Grasslands are one of the rarest and most at-risk ecosystems in the world and are a critical part of Saskatchewan. They filter our water, help prevent flooding and droughts, sequester carbon, and for thousands of years have provided sustenance for humans. Over the past 25 years, Saskatchewan has lost more than 809,000 hectares of native grassland and now less than 20 percent remain intact. With a high diversity of species and some large tracts of native grasslands still intact, Saskatchewan has an opportunity that is not possible in other parts of the world – and opportunity to conserve grasslands forever.
Landscape painting in Canada has frequently been dominated by work less rooted in human geography; exploring the wilderness and generally downplaying the human reconstruction of the western prairies. John Prine was whispering in my ear as I started the dashcam series, placing the roadway firmly in the center of these artworks. Casting the viewer as the main character in a journey through the landscape altered by but not contained by human intervention. The works vary in size, exploring how shifting scale contributes to the visual impact. All the works feature acrylic paint layered on panel.
The series uses multiple layers of paint, often combined with carving and sanding, reworking the surface, literally reconstructing the landscape. I hope that this process of building up the surface of the artwork translates into how people experience the paintings, as the layers and shifts in the surface texture slowly are revealed over a longer period of contemplation.
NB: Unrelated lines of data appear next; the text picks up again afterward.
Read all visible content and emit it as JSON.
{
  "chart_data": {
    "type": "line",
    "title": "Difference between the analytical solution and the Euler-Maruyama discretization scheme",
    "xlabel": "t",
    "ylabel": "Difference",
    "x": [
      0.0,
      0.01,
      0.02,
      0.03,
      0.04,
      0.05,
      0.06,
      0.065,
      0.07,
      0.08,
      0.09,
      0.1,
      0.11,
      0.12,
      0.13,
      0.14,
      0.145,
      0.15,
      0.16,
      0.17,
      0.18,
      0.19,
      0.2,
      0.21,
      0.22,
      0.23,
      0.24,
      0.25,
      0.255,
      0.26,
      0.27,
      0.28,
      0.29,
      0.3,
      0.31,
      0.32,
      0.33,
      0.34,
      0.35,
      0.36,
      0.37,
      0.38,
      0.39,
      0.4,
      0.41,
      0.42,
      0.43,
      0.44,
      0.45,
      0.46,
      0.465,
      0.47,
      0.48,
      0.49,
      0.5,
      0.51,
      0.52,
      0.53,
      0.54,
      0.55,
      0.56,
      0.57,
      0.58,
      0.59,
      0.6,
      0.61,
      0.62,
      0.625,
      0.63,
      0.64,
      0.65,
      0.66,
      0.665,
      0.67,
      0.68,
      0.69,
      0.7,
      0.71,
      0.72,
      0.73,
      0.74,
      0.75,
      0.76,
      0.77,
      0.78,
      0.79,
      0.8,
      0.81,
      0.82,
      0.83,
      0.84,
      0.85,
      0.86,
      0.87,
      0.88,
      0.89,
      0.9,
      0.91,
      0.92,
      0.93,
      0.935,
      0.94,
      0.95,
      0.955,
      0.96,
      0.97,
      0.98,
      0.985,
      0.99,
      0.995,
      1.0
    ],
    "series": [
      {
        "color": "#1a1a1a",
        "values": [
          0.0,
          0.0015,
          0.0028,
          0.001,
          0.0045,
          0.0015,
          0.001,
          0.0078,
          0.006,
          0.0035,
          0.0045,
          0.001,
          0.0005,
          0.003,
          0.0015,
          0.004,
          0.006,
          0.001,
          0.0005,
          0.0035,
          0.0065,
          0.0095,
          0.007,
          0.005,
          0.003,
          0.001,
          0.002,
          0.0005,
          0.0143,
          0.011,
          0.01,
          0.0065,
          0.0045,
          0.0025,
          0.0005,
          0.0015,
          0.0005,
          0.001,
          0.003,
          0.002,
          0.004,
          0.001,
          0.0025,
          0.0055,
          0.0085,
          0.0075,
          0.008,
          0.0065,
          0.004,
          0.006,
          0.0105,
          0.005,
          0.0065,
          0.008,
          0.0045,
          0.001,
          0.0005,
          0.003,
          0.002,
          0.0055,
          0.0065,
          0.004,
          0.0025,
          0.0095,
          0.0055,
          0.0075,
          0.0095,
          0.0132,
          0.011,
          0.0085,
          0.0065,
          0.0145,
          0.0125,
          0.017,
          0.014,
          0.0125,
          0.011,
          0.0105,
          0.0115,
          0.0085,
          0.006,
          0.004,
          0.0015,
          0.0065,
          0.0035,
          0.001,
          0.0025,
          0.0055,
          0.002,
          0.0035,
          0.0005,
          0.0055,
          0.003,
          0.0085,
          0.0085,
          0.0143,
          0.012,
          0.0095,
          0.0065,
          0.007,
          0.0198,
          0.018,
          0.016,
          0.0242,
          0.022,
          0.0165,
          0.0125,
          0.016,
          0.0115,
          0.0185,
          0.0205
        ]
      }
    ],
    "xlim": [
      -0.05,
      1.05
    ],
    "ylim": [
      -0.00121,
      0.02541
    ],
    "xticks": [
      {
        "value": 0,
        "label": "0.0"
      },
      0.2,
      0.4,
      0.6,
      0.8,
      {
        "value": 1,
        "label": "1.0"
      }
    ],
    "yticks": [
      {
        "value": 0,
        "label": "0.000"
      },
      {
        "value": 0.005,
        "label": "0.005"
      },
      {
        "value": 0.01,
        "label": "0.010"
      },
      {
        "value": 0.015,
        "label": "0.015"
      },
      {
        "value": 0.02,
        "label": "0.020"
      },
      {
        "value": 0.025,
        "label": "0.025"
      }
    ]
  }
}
As the work progressed, I started to remove certain elements concentrating on placing the carefully delineated structure of the roads and signage in contrast with the loose dense painting of the landscape. Emulating some of the inherent contradictions in human interaction with our environment.
I strive for these works to be emotive paintings, rooted in physical journey but trying to build on the poetic nature of simple life experience. Geography as metaphor, with the acknowledged influence of the many writers, musicians and artists who have explored the rich terrain of our passage through the landscape.
And then in the spring of 2020 journeys suddenly became infrequent, as we all grappled with the necessary changes created by the COVID 19 pandemic. As the weeks of reduced city traffic continued, I started to observe changes in my environment. Local wildlife started to openly dominate my surroundings, brazenly travelling the local roadways and freely carousing throughout the neighbourhood. I started to ponder the importance of animals as portents in classic stories, religion and literature. The result is a body of work entitled Neighbours.
This is a series of block-prints that feature the animal visitors that I observed from my studio. It is a playful attempt to cast the animals in the role of portents, the imagery is simple and generally open ended. The work was created in the context of our current situation of a world-wide pandemic and on-going environmental crisis. I believe that the animals provide a moment of hope and perhaps wisdom in their ready adaptation and celebration of freedom in the midst of human crisis. Their behavior, perhaps, showing us all a pathway forward.